Two billion years ago, parts of an African uranium deposit spontaneously underwent nuclear fission. Scientists estimate that this nuclear reactor –whch consists of 16 sites—has been operational for at least 500,000 years in the distant past. Incredibly, compared with this massive nuclear reactor, our modern-day nuclear reactors are not comparable both in design and functionality.
The nuclear reactor consists of 16 sites. As it is noted in Scientific American, “It is truly amazing that more than a dozen natural reactors spontaneously sprang into existence and that they managed to maintain a modest power output for perhaps a few hundred millennia.”
The discovery is so fascinating that researchers said that “the discovery of the Oklo natural nuclear reactor in Gabon (West Africa) in 1972 was possibly one of the most momentous events in reactor physics since 1942 when Enrico Fermi and his team achieved an artificial self-sustained fission chain reaction.
This mind-bending discovery was made in 1972 when French scientists took uranium ore from the mine in Gabon to test its uranium content. Uranium ore is composed of three isotopes of uranium, and each one of them contains a different number of neutrons. There is Uranium 238, uranium 234, and uranium 235.
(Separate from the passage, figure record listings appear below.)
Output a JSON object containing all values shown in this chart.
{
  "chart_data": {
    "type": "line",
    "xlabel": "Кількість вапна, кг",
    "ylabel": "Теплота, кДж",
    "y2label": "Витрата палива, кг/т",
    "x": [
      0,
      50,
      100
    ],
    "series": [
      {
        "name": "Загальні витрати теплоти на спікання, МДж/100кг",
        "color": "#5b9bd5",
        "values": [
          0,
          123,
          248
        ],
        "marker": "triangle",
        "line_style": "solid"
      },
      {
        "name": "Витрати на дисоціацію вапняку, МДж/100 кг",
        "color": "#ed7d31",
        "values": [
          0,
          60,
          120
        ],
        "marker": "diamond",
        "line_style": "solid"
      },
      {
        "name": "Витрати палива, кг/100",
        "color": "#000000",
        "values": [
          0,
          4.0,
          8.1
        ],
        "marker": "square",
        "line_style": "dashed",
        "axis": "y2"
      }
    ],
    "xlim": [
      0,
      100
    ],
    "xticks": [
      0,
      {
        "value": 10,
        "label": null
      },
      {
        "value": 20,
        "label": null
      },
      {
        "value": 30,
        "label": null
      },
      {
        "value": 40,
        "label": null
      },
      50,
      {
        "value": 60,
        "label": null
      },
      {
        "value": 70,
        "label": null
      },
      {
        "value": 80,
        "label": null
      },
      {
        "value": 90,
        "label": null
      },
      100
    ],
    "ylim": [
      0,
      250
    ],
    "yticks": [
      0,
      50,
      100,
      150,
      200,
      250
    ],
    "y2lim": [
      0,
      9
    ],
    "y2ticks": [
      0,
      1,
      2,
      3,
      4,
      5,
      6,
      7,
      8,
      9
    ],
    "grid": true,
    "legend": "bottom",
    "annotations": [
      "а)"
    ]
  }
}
Uranium 235 is the one which scientists are most interested in because it can sustain nuclear chain reactions.
What is surprising is that a nuclear reaction had occurred in a way that the plutonium, the by-product, was created, and the nuclear reaction itself had been moderated. This is something considered as a “holy grail” of atomic science. The ability to moderate the reaction means that once the reaction was initiated, it was possible to leverage the output power in a controlled way, with the capacity to prevent catastrophic explosions or the release of the energy at a single time.